Preemptive multitasking and Time-sharing
At a given time, a number of processes may be getting executed on the CPU. CPU allocates a certain period of time, known as time-slice, for each process to execute. Each process is guaranteed of a time-slice. In preemptive multitasking , one process empties (forcibly evacuating) the other process for the time-slice period and thus every process definitely gets the CPU time. Thus, CPU time is shared by all the processes and is known as time sharing. Time sharing is a CPU architecture where CPU distributes its time equally to all the processes waiting for execution.
Preemptive and Cooperative Multitasking
In multitasking two types of algorithms exists – preemptive multitasking and cooperative multitasking. In preemptive multitasking, each process is allotted a certain period of time known as time slice. With time slices, the waiting processes get evenly all the CPU time and one process cannot hold the CPU time as long it wants. In contrary, in cooperative multitasking, one process can hold the microprocessor time as long as it would like. But the CPU is empowered to remove the process if the process does not utilize the time after holding it. Preemptive multitasking is supported by OS/2, UNIX, Windows NT etc. Cooperative multitasking is supported by Windows 3.1, UNIX, Windows NT etc.

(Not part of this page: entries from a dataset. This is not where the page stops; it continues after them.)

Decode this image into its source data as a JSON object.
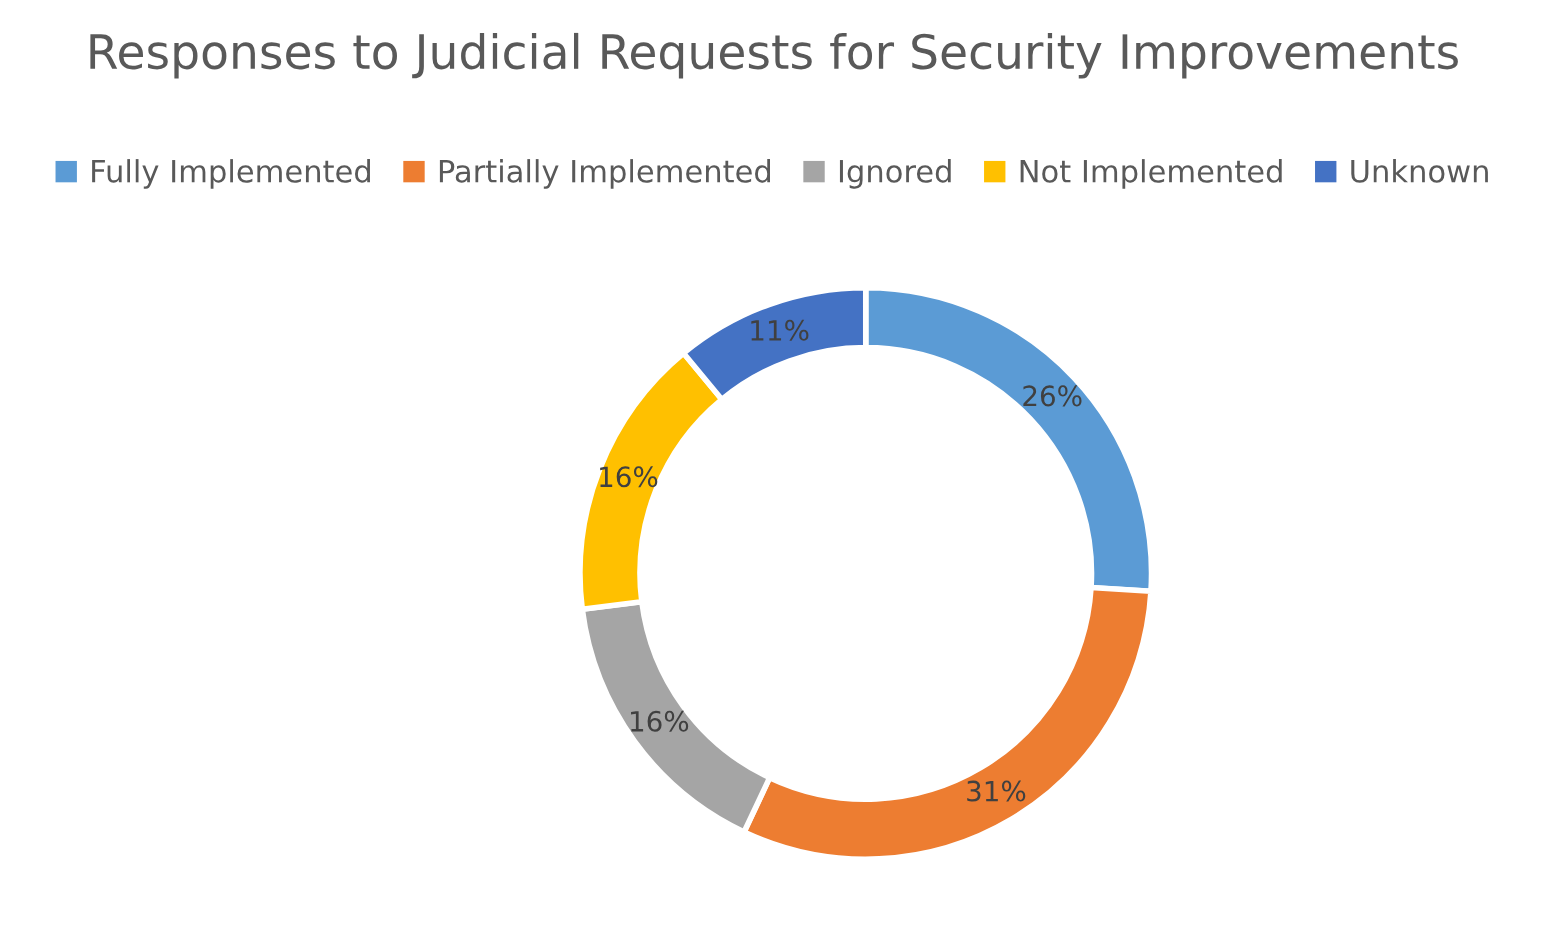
{
  "chart_data": {
    "type": "donut",
    "title": "Responses to Judicial Requests for Security Improvements",
    "categories": [
      "Fully Implemented",
      "Partially Implemented",
      "Ignored",
      "Not Implemented",
      "Unknown"
    ],
    "values": [
      26,
      31,
      16,
      16,
      11
    ],
    "colors": [
      "#5b9bd5",
      "#ed7d31",
      "#a5a5a5",
      "#ffc000",
      "#4472c4"
    ],
    "value_labels": [
      "26%",
      "31%",
      "16%",
      "16%",
      "11%"
    ],
    "legend": "top"
  }
}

Each type comes with its own advantages. When an immediate action or attention is required, like keyboard input or a button click, preemptive is preferred. The disadvantage of cooperative multitasking is, if designed poorly, it may hang the system.
Preemptive Scheduling and Non-preemptive Scheduling
For forcing the thread to vacate the microprocessor, two properties can be considered – priority and waiting time. In preemptive scheduling, a thread with more priority vacates the executing thread of low priority. That is, low-priority thread yields to the high-priority thread. In contrary, in non-preemptive scheduling, waiting time is considered and not priority. That is, the high-priority thread cannot relinquish a low-priority thread having more waiting time.
With multitasking, the operating system must be built in a robust way. One ill-behaved process (a process that went out of control) may ruin or overwrite the other process data. This is a very serious condition. This is taken care by the OS in its architecture. Every process (or thread later) comes with its own execution area known as context area. One process is not allowed to access, by the OS, other process context area. To some extent, the programmer can also restrict this by issuing privileges to the processes. By issuing a low-privilege, the process may be restricted from accessing a particular memory region.